Герр Велленвольф часто писал письма, а Августа относила их на почту, потому что больше было некому. На тонких конвертах обычно значилось имя Людвига, на толстых — имя какого-то герра Райзена. Немного подумав, Августа пришла к выводу, что именно к герру Райзену отослал сына хозяин. Однажды она решилась спросить об этом. Она никогда раньше не спрашивала хозяина ни о чем, кроме, разве что, предпочтений на обед или ужин, но ведь никогда раньше она и не видела герра Велленвольфа таким встревоженным и печальным — даже после смерти фрау.
— Где сейчас Людвиг, герр?
Он посмотрел на нее немного удивленно, но, кажется, понимающе. Августа опустила поднос с чаем на стол и уже уверенней прибавила:
— Не вы один беспокоитесь о Людвиге, герр. Но вы почему-то никому о нем не говорите, а ведь я тоже могла бы писать ему.

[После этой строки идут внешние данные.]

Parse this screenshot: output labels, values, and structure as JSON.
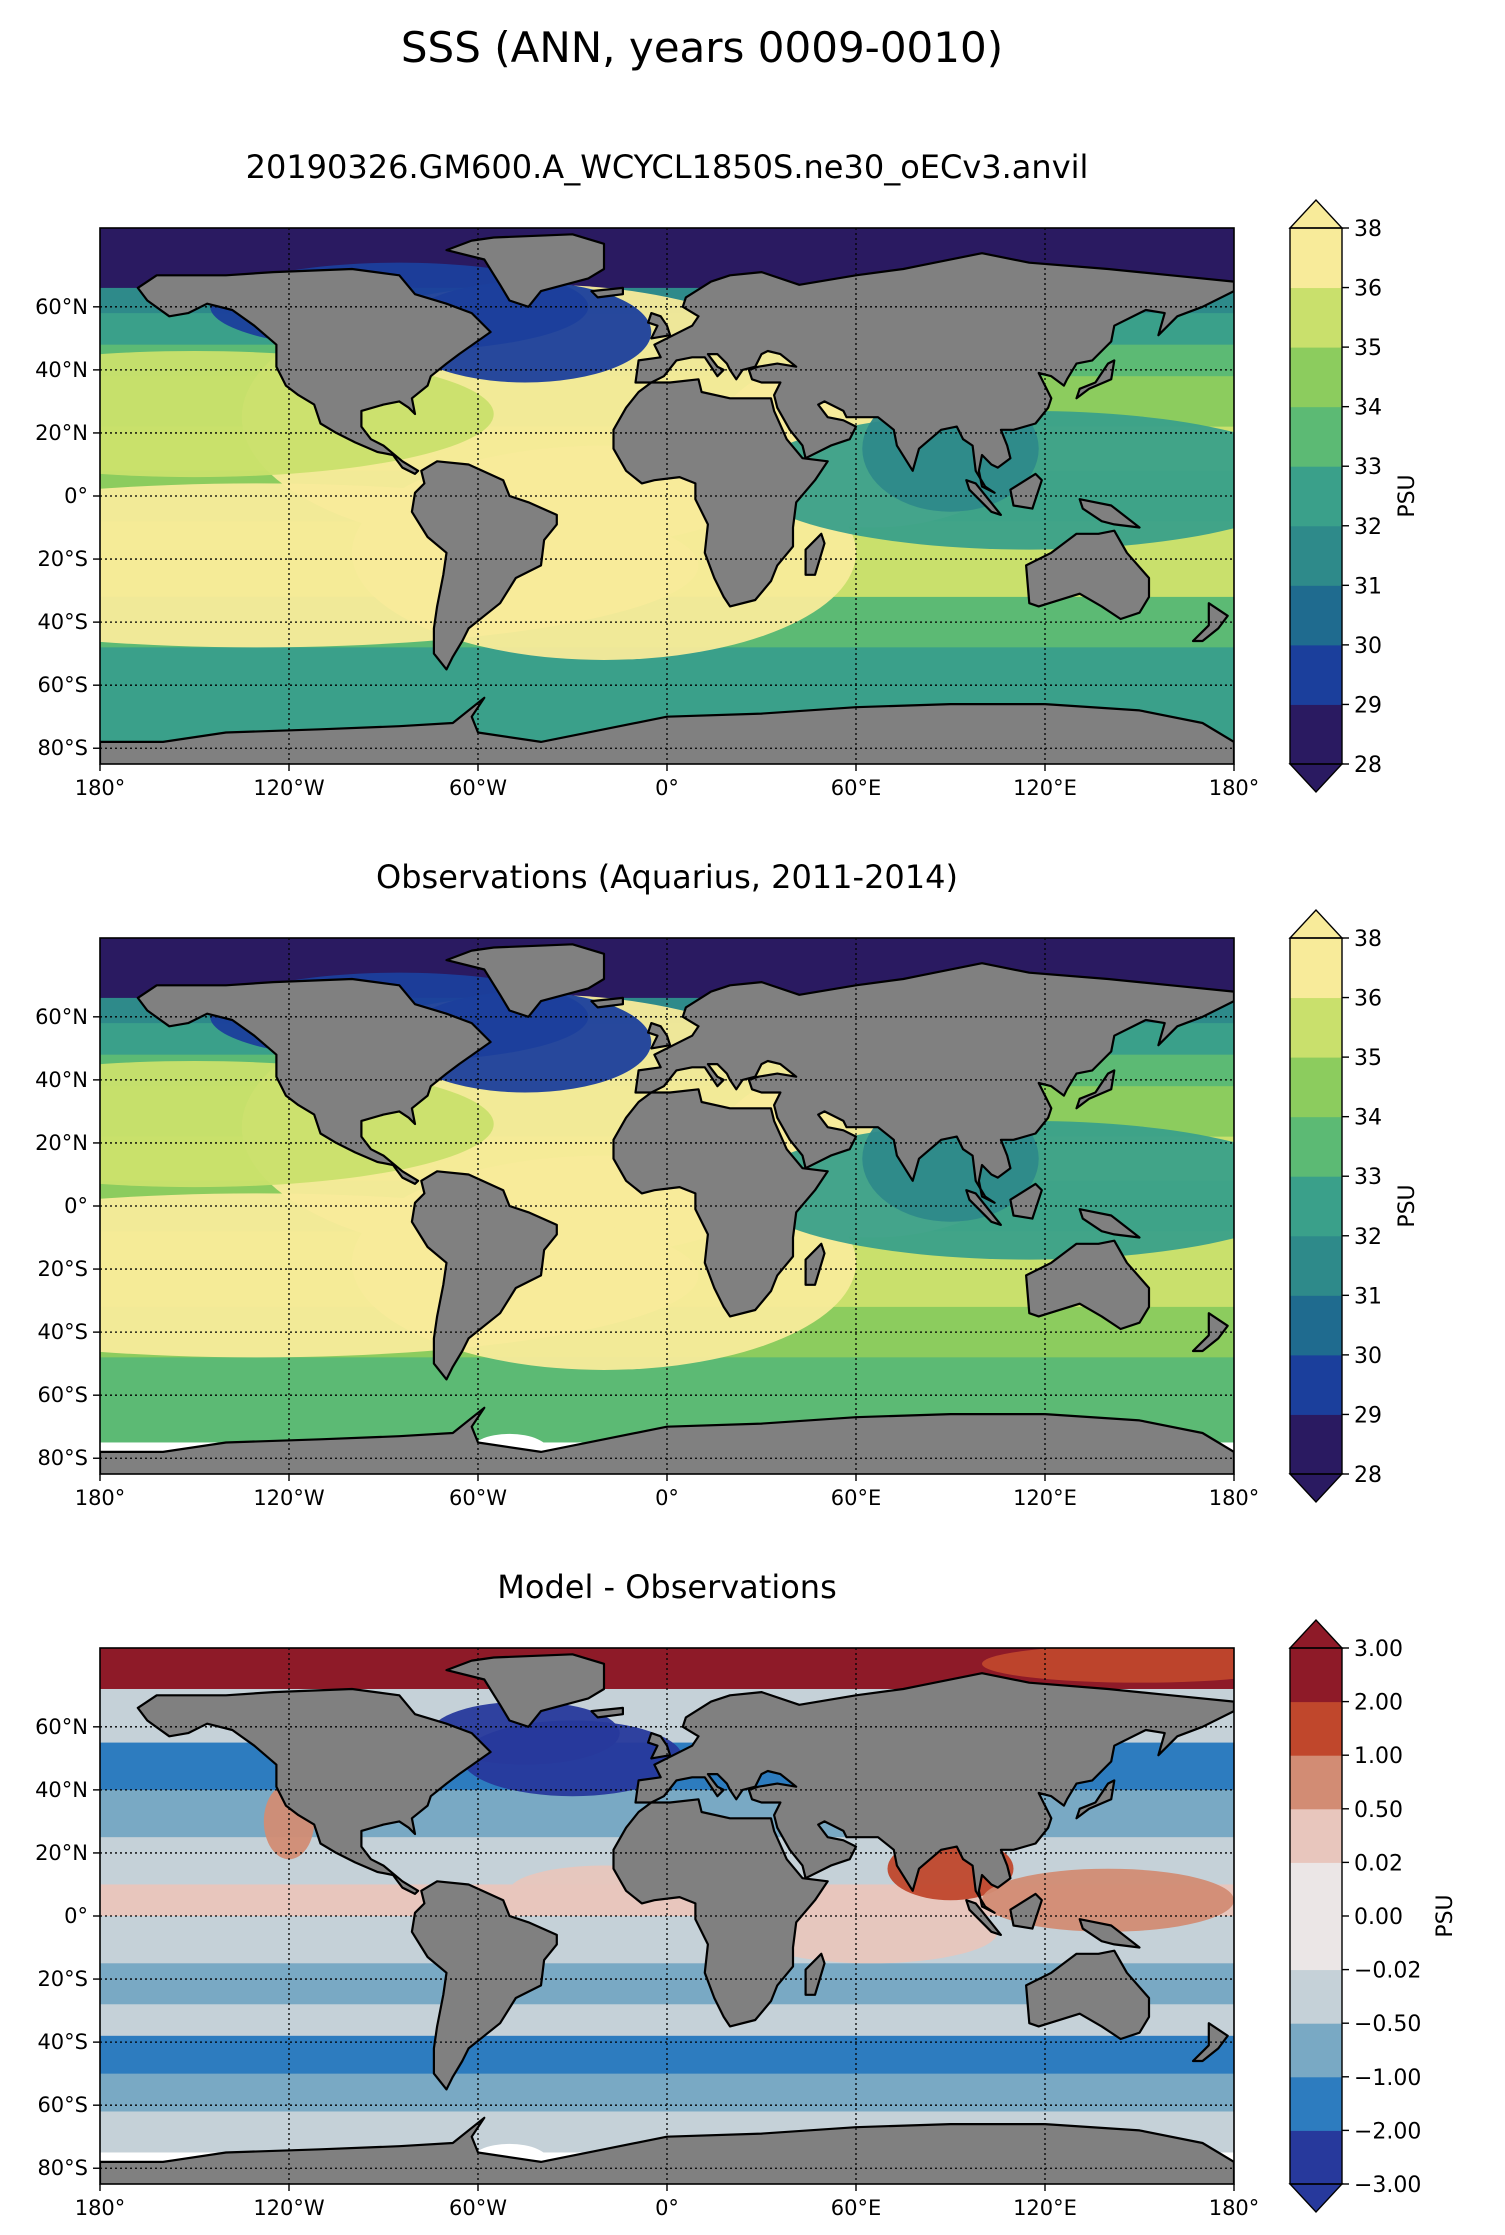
{
  "figure": {
    "title": "SSS (ANN, years 0009-0010)"
  },
  "axes": {
    "lat_ticks": [
      "60°N",
      "40°N",
      "20°N",
      "0°",
      "20°S",
      "40°S",
      "60°S",
      "80°S"
    ],
    "lat_values": [
      60,
      40,
      20,
      0,
      -20,
      -40,
      -60,
      -80
    ],
    "lon_ticks": [
      "180°",
      "120°W",
      "60°W",
      "0°",
      "60°E",
      "120°E",
      "180°"
    ],
    "lon_values": [
      -180,
      -120,
      -60,
      0,
      60,
      120,
      180
    ],
    "lat_range": [
      -85,
      85
    ],
    "lon_range": [
      -180,
      180
    ]
  },
  "panels": [
    {
      "title": "20190326.GM600.A_WCYCL1850S.ne30_oECv3.anvil",
      "colorbar": {
        "label": "PSU",
        "levels": [
          "28",
          "29",
          "30",
          "31",
          "32",
          "33",
          "34",
          "35",
          "36",
          "38"
        ],
        "colors": [
          "#2a1a61",
          "#1b3f9c",
          "#1f6b8f",
          "#2e8a8a",
          "#3aa08a",
          "#5cba74",
          "#8ccc5e",
          "#c9e06c",
          "#f8eb9a"
        ],
        "extend": "both"
      }
    },
    {
      "title": "Observations (Aquarius, 2011-2014)",
      "colorbar": {
        "label": "PSU",
        "levels": [
          "28",
          "29",
          "30",
          "31",
          "32",
          "33",
          "34",
          "35",
          "36",
          "38"
        ],
        "colors": [
          "#2a1a61",
          "#1b3f9c",
          "#1f6b8f",
          "#2e8a8a",
          "#3aa08a",
          "#5cba74",
          "#8ccc5e",
          "#c9e06c",
          "#f8eb9a"
        ],
        "extend": "both"
      }
    },
    {
      "title": "Model - Observations",
      "colorbar": {
        "label": "PSU",
        "levels": [
          "−3.00",
          "−2.00",
          "−1.00",
          "−0.50",
          "−0.02",
          "0.00",
          "0.02",
          "0.50",
          "1.00",
          "2.00",
          "3.00"
        ],
        "colors": [
          "#27399c",
          "#2d7cbf",
          "#79a9c4",
          "#c5d1d8",
          "#ebe6e6",
          "#ebe6e6",
          "#e8c6bd",
          "#d28c74",
          "#c0472c",
          "#8e1a28"
        ],
        "extend": "both"
      }
    }
  ],
  "chart_data": [
    {
      "type": "heatmap",
      "title": "20190326.GM600.A_WCYCL1850S.ne30_oECv3.anvil",
      "variable": "SSS",
      "unit": "PSU",
      "legend_placement": "right",
      "grid": true,
      "contour_levels": [
        28,
        29,
        30,
        31,
        32,
        33,
        34,
        35,
        36,
        38
      ],
      "regional_values": {
        "north_atlantic_subtropics": 37,
        "south_atlantic_subtropics": 37,
        "arabian_sea": 36.5,
        "mediterranean": 38,
        "equatorial_pacific": 34.5,
        "subtropical_pacific": 35.5,
        "southern_ocean": 33.8,
        "north_pacific": 33.0,
        "arctic": 29.5,
        "hudson_bay": 28.5,
        "baltic": 28.5,
        "bay_of_bengal": 32.5
      }
    },
    {
      "type": "heatmap",
      "title": "Observations (Aquarius, 2011-2014)",
      "variable": "SSS",
      "unit": "PSU",
      "legend_placement": "right",
      "grid": true,
      "contour_levels": [
        28,
        29,
        30,
        31,
        32,
        33,
        34,
        35,
        36,
        38
      ],
      "regional_values": {
        "north_atlantic_subtropics": 37,
        "south_atlantic_subtropics": 36.5,
        "arabian_sea": 36.5,
        "mediterranean": 38,
        "equatorial_pacific": 34.5,
        "subtropical_pacific": 35.8,
        "southern_ocean": 34.0,
        "north_pacific": 33.0,
        "arctic": 30.0,
        "hudson_bay": 29.5,
        "baltic": 29.0,
        "bay_of_bengal": 32.5
      }
    },
    {
      "type": "heatmap",
      "title": "Model - Observations",
      "variable": "SSS difference",
      "unit": "PSU",
      "legend_placement": "right",
      "grid": true,
      "contour_levels": [
        -3.0,
        -2.0,
        -1.0,
        -0.5,
        -0.02,
        0.0,
        0.02,
        0.5,
        1.0,
        2.0,
        3.0
      ],
      "regional_values": {
        "labrador_sea": -3.0,
        "north_atlantic_subpolar": -1.5,
        "arctic_siberian_shelf": 2.5,
        "bay_of_bengal": 0.8,
        "arabian_sea": 0.3,
        "western_pacific_warm_pool": 0.6,
        "southern_ocean_40S": -1.2,
        "subtropical_bands": -0.6,
        "tropical_atlantic": 0.2,
        "california_current": 0.8
      }
    }
  ]
}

— Он сейчас у моего друга в Амстердаме, Августа, — ответил герр Велленвольф, почему-то улыбнувшись, словно слова Августы обрадовали или успокоили его. — Вы знаете, где этот город?
— Нет, мне все равно, — пожала плечами Августа. Ей это было не важно. Главное, что мальчик сейчас не у своих ужасных теток. — Но почему вы не отослали мальчика к его дяде? Он ведь так его любит.
Герр Велленвольф со стуком опустил чашку на стол.
— К кому?
В голосе его было такое изумление, что Августа слегка смешалась.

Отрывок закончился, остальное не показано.